L’utilizzo di OpenClaw ha sollevato diverse polemiche per via dei problemi di sicurezza che l’agente AI può comportare. In aggiunta, in alcuni casi, l’AI risulta difficile da controllare e da indirizzare nelle attività che "decide" di svolgere.
L’AI prende il controllo
Un caso esemplificato è stato raccontato da Summer Yue, che ricopre il ruolo di direttrice della sezione che si occupa di sicurezza e dell’allineamento dell’AI presso Meta Superintelligence, la divisione di Meta attiva nel settore dell’intelligenza artificiale.
Yue ha pubblicato un post su X raccontando come OpenClaw sia riuscito a prendere il controllo della sua casella di posta elettronica, nonostante i tentativi della stessa di bloccarne il funzionamento.
Bisogna specificare che la stessa Meta ha tentato di acquisire OpenClaw venendo superata da OpenAI. Di conseguenza, il post di Yue va considerato anche tenendo presente il fatto che l’agente AI è oggi, di fatto, un concorrente della stessa Meta.
Cosa è successo
La manager di Meta ha raccontato di aver prima testato OpenClaw in una casella mail di test e poi, dopo le prove concluse in modo positivo, ha deciso di dare accesso all’agente AI anche alla sua casella di posta elettronica principale, specificando però che prima di effettuare qualsiasi operazione l’agente stesso avrebbe dovuto richiedere un’approvazione.
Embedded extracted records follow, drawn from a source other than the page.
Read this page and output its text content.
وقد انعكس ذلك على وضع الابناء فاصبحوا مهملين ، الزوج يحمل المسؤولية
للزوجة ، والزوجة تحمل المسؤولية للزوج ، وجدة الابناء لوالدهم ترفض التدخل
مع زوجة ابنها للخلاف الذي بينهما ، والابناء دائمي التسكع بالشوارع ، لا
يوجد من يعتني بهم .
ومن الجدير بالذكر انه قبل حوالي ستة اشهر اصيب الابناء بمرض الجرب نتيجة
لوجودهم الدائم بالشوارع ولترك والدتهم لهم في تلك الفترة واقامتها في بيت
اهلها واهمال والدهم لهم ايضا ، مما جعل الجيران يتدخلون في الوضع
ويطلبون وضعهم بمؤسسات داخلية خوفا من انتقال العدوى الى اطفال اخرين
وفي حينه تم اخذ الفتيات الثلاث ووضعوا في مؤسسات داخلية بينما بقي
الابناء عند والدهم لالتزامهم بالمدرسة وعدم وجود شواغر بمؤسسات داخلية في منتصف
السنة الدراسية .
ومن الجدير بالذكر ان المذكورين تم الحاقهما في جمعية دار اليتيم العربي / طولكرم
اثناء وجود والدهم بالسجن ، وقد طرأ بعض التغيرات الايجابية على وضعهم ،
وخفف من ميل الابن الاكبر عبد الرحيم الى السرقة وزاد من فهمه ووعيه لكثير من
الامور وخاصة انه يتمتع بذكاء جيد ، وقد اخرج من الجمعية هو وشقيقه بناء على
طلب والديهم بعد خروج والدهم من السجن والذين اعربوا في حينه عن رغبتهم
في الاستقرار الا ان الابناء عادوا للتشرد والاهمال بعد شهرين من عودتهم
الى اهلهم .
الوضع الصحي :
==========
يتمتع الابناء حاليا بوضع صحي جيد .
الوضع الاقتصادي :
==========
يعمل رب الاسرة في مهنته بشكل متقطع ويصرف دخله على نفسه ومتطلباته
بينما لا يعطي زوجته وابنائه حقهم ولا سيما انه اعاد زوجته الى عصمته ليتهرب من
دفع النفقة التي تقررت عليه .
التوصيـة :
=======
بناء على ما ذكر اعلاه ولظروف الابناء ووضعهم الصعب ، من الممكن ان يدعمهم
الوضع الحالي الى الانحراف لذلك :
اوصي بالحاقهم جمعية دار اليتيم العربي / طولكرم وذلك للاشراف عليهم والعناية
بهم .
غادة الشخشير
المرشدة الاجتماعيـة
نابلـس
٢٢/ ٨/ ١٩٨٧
OpenClaw ha "deciso" però di operare in autonomia (l’agente, infatti, può effettuare operazioni senza approvazione) andando a cestinare tutte le mail antecedenti la data del 15 febbraio. Yue è dovuta intervenire dal computer per fermare l’agente AI dopo aver tentato di bloccarlo dallo smartphone.
In un post su X, inoltre, la stessa Yue ha definito il suo operato come un "errore da principiante". Quest’errore fa molto rumore soprattutto per la sua posizione lavorativa che dovrebbe renderla consapevole dei rischi legati all’uso dell’intelligenza artificiale. Molti utenti hanno risposto al post in questione evidenziando proprio quest’aspetto.
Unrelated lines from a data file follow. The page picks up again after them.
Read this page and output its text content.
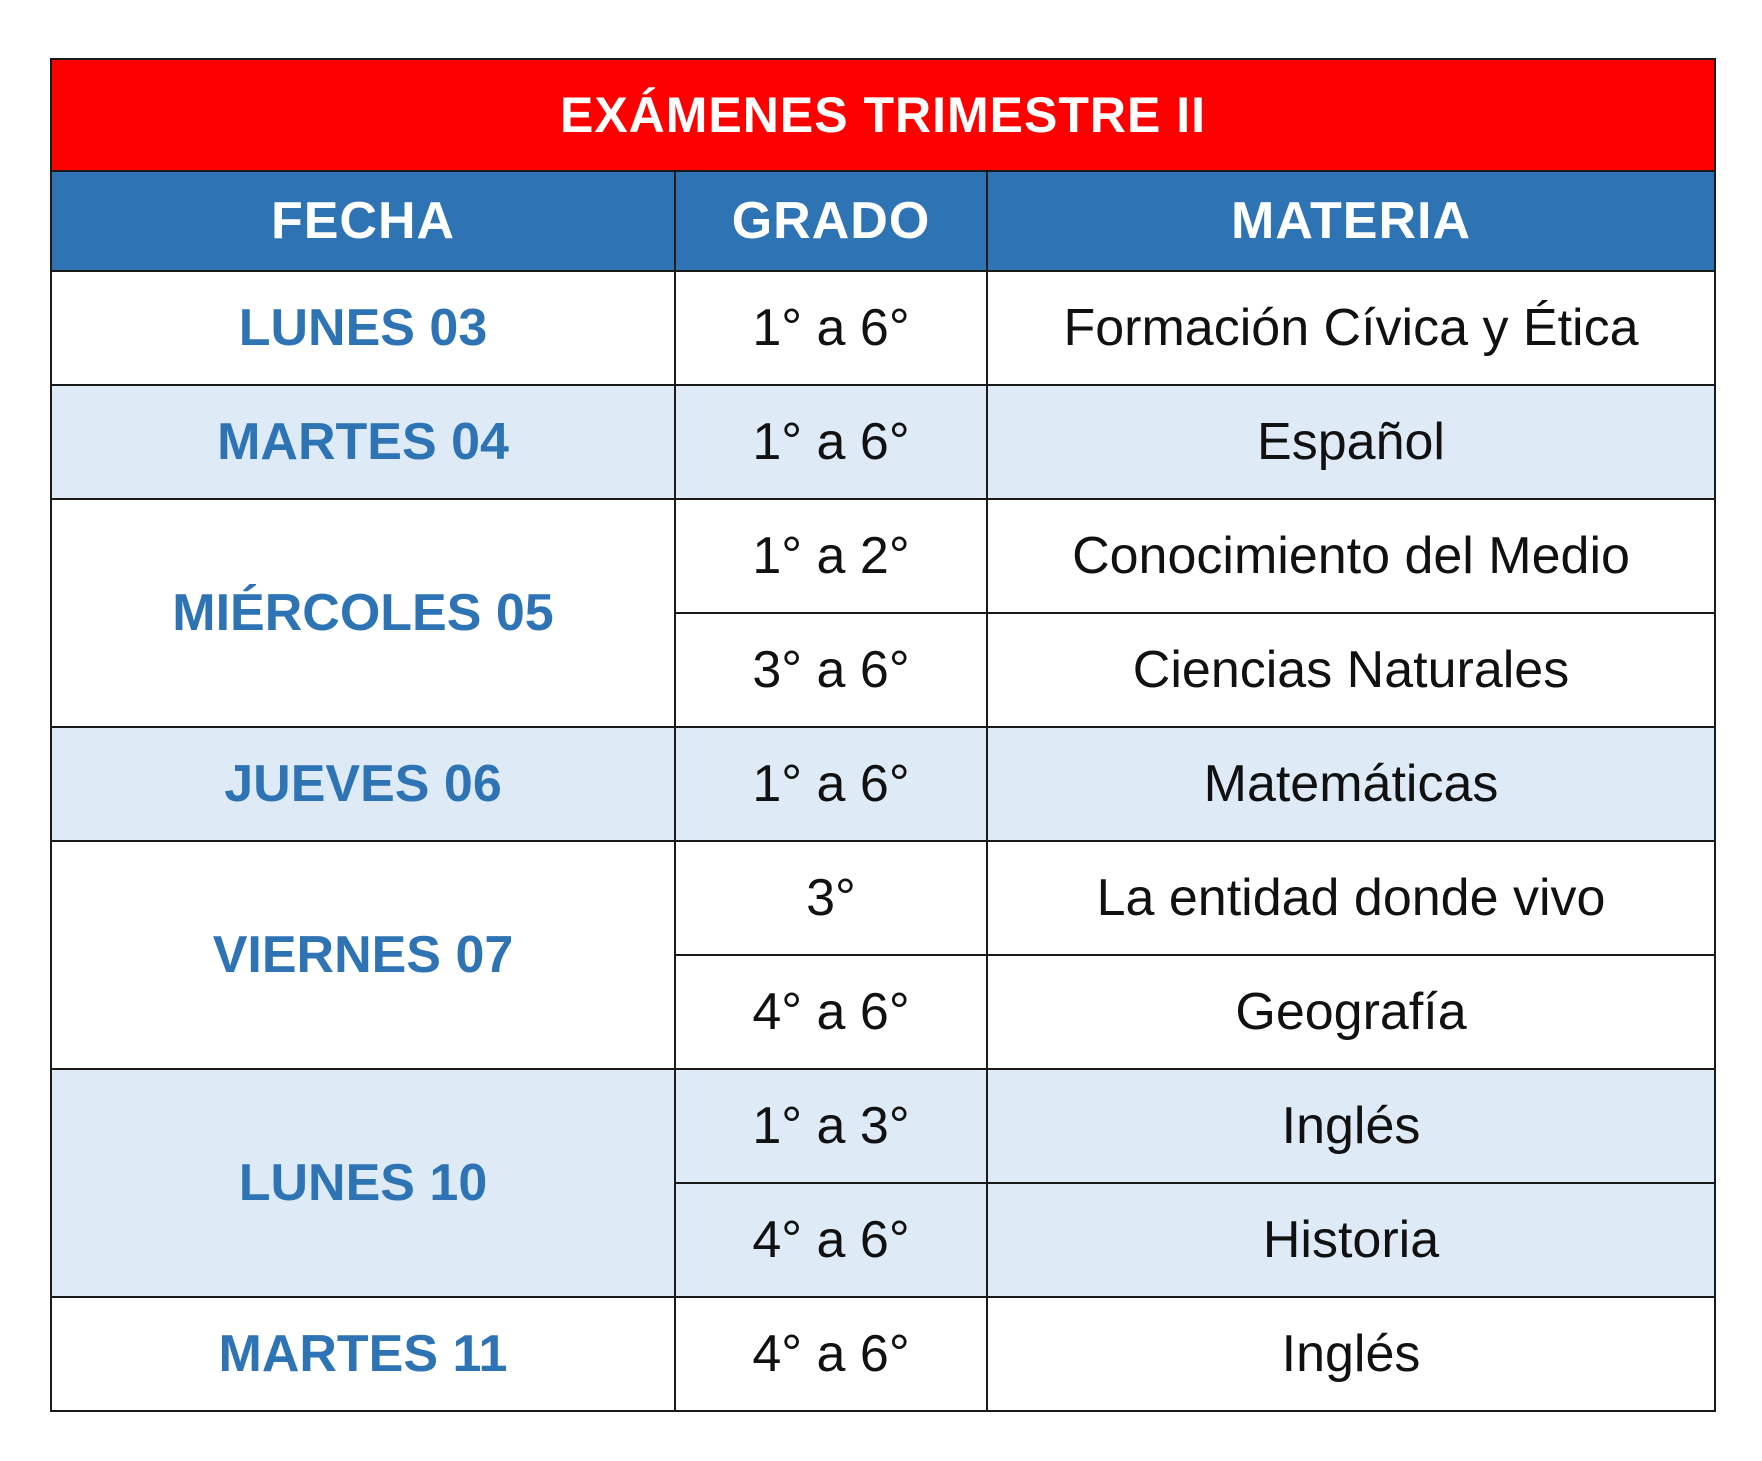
EXÁMENES TRIMESTRE II		
FECHA	GRADO	MATERIA
LUNES 03	1° a 6°	Formación Cívica y Ética
MARTES 04	1° a 6°	Español
MIÉRCOLES 05	1° a 2°	Conocimiento del Medio
	3° a 6°	Ciencias Naturales
JUEVES 06	1° a 6°	Matemáticas
VIERNES 07	3°	La entidad donde vivo
	4° a 6°	Geografía
LUNES 10	1° a 3°	Inglés
	4° a 6°	Historia
MARTES 11	4° a 6°	Inglés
Meta sta testando OpenClaw?
Come riportato da Business Insider, Yue non è l’unico membro di alto livello di Meta a lavorare con OpenClaw che attualmente l’azienda starebbe testando, probabilmente per capirne meglio il funzionamento.
Secondo il creatore di OpenClaw, persino Mark Zuckerberg avrebbe utilizzato lo strumento per una settimana, arrivando anche a inviare un feedback, anche se non è chiaro su che aspetto in particolare.
La fonte sottolinea di aver contattato direttamente sia la Yue che Meta, con l’obiettivo di approfondire la questione e le modalità con cui OpenClaw ha iniziato a operare in autonomia. Al momento, però, non c’è stata alcuna risposta. Ulteriori aggiornamenti sulla questione potrebbero arrivare a breve.